“The Disappearing Railroad Blues” Greenburgh Style: The Fate of the Putnam Railroad Line and the Old Putnam Trail

Illustration: Felicia Barber

“All the towns and people seem to fade into a bad dream and the steel rails still ain’t heard the news. The conductor sings his song again, the passengers will please refrain. This train has got the disappearing railroad blues” – Willie Nelson in “The City of New Orleans” (1984).

While when Steve Goodman wrote these lyrics in 1971 and when Willie Nelson sang them in 1984, they were talking about a southern train called The City of New Orleans, they could just as easily have been talking about New York’s Putnam Railroad Line and the old Putnam Trail. In 1871, The Putnam Railroad connected New York City to Boston and Montreal, Canada via Brewster, Danbury, and Hartford. It carried both passengers and various types of freight including: milk, grain, and iron ore.

Illustration: Felicia Barber

On its journey from Riverdale in the Bronx to Brewster, it passed through Greenburgh’s villages of: Hastings, Ardsley, Dobbs Ferry, Irvington, and Elmsford.  Unfortunately the Panic of 1873 forced it to shut down until 1881, when the economy finally recovered enough for a new connection to open up across the Harlem River. The railroad continued from then until the 1970s.

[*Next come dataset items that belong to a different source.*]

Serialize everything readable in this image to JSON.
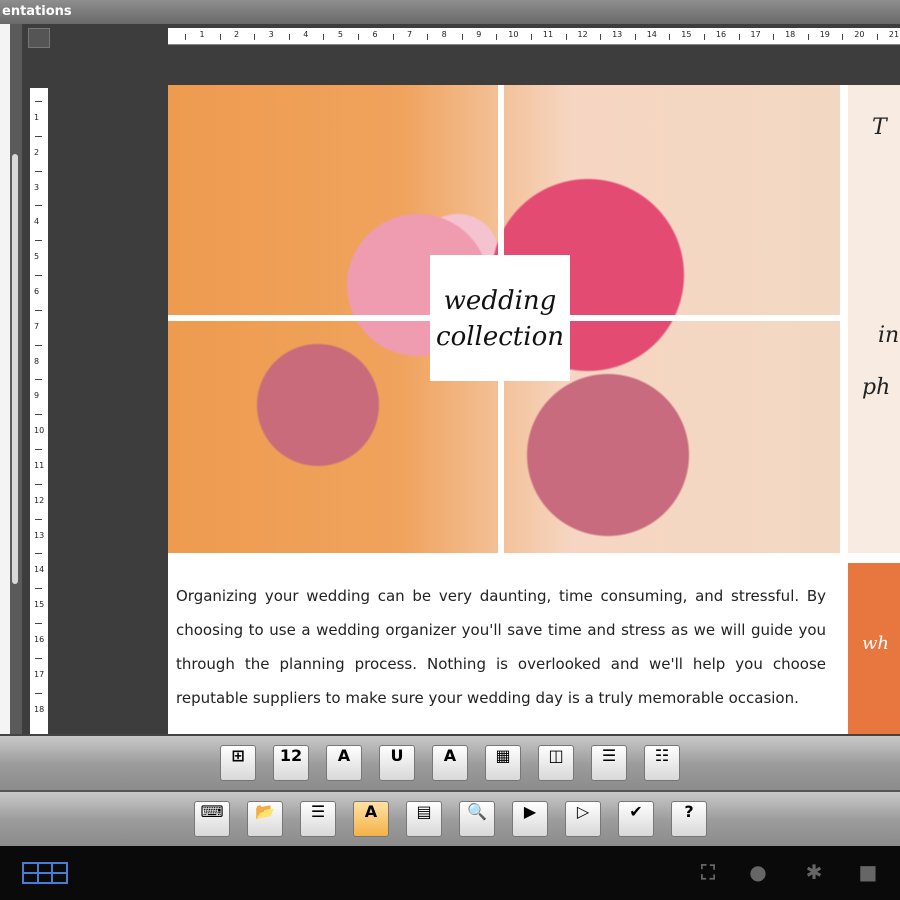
{
  "window": {
    "title": "entations"
  },
  "hruler_ticks": [
    "1",
    "2",
    "3",
    "4",
    "5",
    "6",
    "7",
    "8",
    "9",
    "10",
    "11",
    "12",
    "13",
    "14",
    "15",
    "16",
    "17",
    "18",
    "19",
    "20",
    "21"
  ],
  "vruler_ticks": [
    "1",
    "2",
    "3",
    "4",
    "5",
    "6",
    "7",
    "8",
    "9",
    "10",
    "11",
    "12",
    "13",
    "14",
    "15",
    "16",
    "17",
    "18"
  ],
  "slide": {
    "title_line1": "wedding",
    "title_line2": "collection",
    "body": "Organizing your wedding can be very daunting, time consuming, and stressful. By choosing to use a wedding organizer you'll save time and stress as we will guide you through the planning process. Nothing is overlooked and we'll help you choose reputable suppliers to make sure your wedding day is a truly memorable occasion.",
    "right_panel_fragments": [
      "T",
      "in",
      "ph",
      "wh"
    ]
  },
  "toolbar_row1": [
    {
      "name": "insert-image-button",
      "icon": "image-icon",
      "glyph": "⊞"
    },
    {
      "name": "page-number-button",
      "icon": "number-icon",
      "glyph": "12"
    },
    {
      "name": "font-size-button",
      "icon": "font-size-icon",
      "glyph": "A"
    },
    {
      "name": "underline-button",
      "icon": "underline-icon",
      "glyph": "U"
    },
    {
      "name": "font-color-button",
      "icon": "font-color-icon",
      "glyph": "A"
    },
    {
      "name": "insert-table-button",
      "icon": "table-icon",
      "glyph": "▦"
    },
    {
      "name": "shape-button",
      "icon": "shape-icon",
      "glyph": "◫"
    },
    {
      "name": "bullet-list-button",
      "icon": "bullet-list-icon",
      "glyph": "☰"
    },
    {
      "name": "numbered-list-button",
      "icon": "numbered-list-icon",
      "glyph": "☷"
    }
  ],
  "toolbar_row2": [
    {
      "name": "keyboard-button",
      "icon": "keyboard-icon",
      "glyph": "⌨"
    },
    {
      "name": "open-file-button",
      "icon": "folder-icon",
      "glyph": "📂"
    },
    {
      "name": "slide-layout-button",
      "icon": "layout-icon",
      "glyph": "☰"
    },
    {
      "name": "text-format-button",
      "icon": "text-icon",
      "glyph": "A",
      "active": true
    },
    {
      "name": "slide-view-button",
      "icon": "slide-icon",
      "glyph": "▤"
    },
    {
      "name": "zoom-button",
      "icon": "magnifier-icon",
      "glyph": "🔍"
    },
    {
      "name": "play-button",
      "icon": "play-icon",
      "glyph": "▶"
    },
    {
      "name": "play-from-current-button",
      "icon": "play-slide-icon",
      "glyph": "▷"
    },
    {
      "name": "save-button",
      "icon": "check-icon",
      "glyph": "✔"
    },
    {
      "name": "help-button",
      "icon": "help-icon",
      "glyph": "?"
    }
  ],
  "colors": {
    "accent_orange": "#e8773f",
    "toolbar": "#9c9c9c",
    "canvas": "#3d3d3d"
  }
}
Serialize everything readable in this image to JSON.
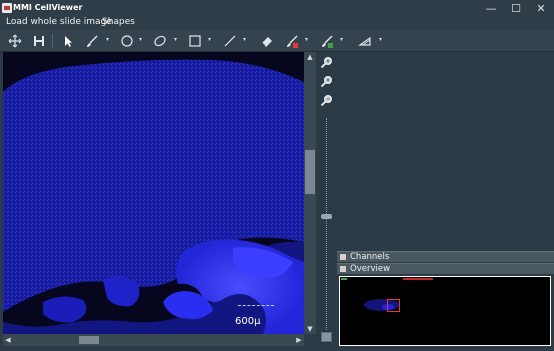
{
  "window": {
    "title": "MMI CellViewer"
  },
  "window_controls": {
    "minimize": "—",
    "maximize": "☐",
    "close": "✕"
  },
  "menu": {
    "items": [
      "Load whole slide image",
      "Shapes"
    ]
  },
  "toolbar": {
    "tools": [
      "move-icon",
      "save-icon",
      "pointer-icon",
      "brush-icon",
      "circle-icon",
      "ellipse-icon",
      "rectangle-icon",
      "line-icon",
      "eraser-icon",
      "red-pen-icon",
      "green-pen-icon",
      "ruler-icon"
    ],
    "colors": {
      "red_pen": "#e53935",
      "green_pen": "#43a047"
    }
  },
  "viewer": {
    "scale_label": "600µ"
  },
  "dock": {
    "channels": "Channels",
    "overview": "Overview"
  },
  "colors": {
    "background": "#2b3a45",
    "tissue": "#1a1fbf",
    "bright": "#3a3dff"
  }
}
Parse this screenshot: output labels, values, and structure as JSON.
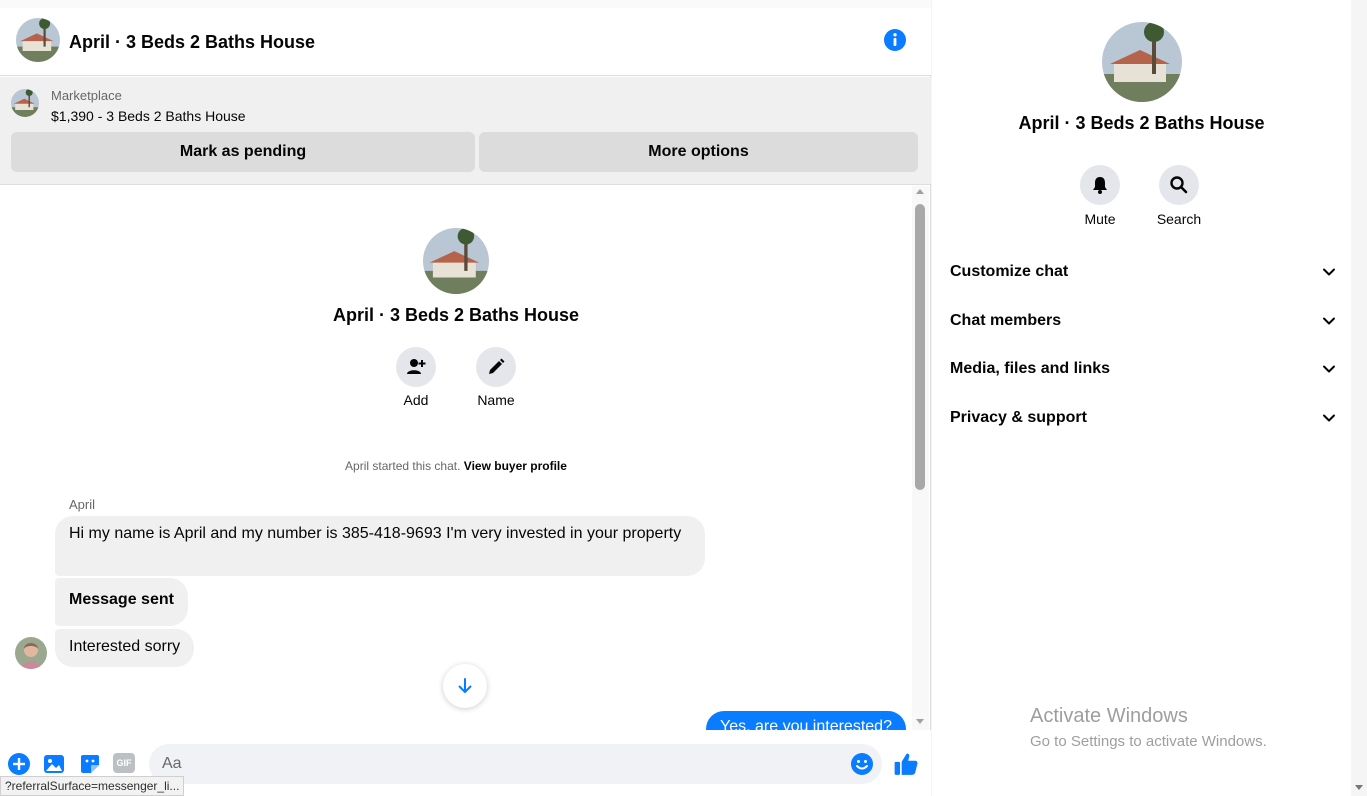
{
  "header": {
    "title": "April · 3 Beds 2 Baths House",
    "info_icon": "info-icon"
  },
  "marketplace": {
    "label": "Marketplace",
    "listing": "$1,390 - 3 Beds 2 Baths House",
    "mark_pending_label": "Mark as pending",
    "more_options_label": "More options"
  },
  "thread": {
    "title": "April · 3 Beds 2 Baths House",
    "actions": [
      {
        "label": "Add",
        "icon": "add-person-icon"
      },
      {
        "label": "Name",
        "icon": "pencil-icon"
      }
    ],
    "started_text": "April started this chat.",
    "view_profile_link": "View buyer profile",
    "sender": "April",
    "messages": [
      {
        "text": "Hi my name is April and my number is 385-418-9693 I'm very invested in your property"
      },
      {
        "text": "Message sent"
      },
      {
        "text": "Interested sorry"
      }
    ],
    "outgoing_partial": "Yes, are you interested?"
  },
  "composer": {
    "placeholder": "Aa",
    "icons": [
      "plus-icon",
      "photo-icon",
      "sticker-icon",
      "gif-icon",
      "emoji-icon",
      "like-icon"
    ],
    "gif_label": "GIF"
  },
  "status_url": "?referralSurface=messenger_li...",
  "details": {
    "title": "April · 3 Beds 2 Baths House",
    "actions": [
      {
        "label": "Mute",
        "icon": "bell-icon"
      },
      {
        "label": "Search",
        "icon": "search-icon"
      }
    ],
    "sections": [
      {
        "label": "Customize chat"
      },
      {
        "label": "Chat members"
      },
      {
        "label": "Media, files and links"
      },
      {
        "label": "Privacy & support"
      }
    ]
  },
  "watermark": {
    "line1": "Activate Windows",
    "line2": "Go to Settings to activate Windows."
  },
  "colors": {
    "accent": "#0a7cff",
    "bubble_gray": "#f0f0f0",
    "button_gray": "#dcdcdc"
  }
}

The remains of this venerable railroad are known as the Putnam Trail. History does not stand still however, and like the venerable railroad before it, the trail is slowly disappearing. While the tracks are still visible off the Saw Mill River Parkway in Ardsley, they were removed from the part of the trail that went through Hastings, Dobbs Ferry, and Irvington to create the bike path known as The South County Trailway, which is enjoyed by many and ranked by the residents of Westchester County as one of the best  bike trails in the county. This action may have destroyed most of the physical remains of the railroad, but the memory of the Putnam Railroad shall live forever.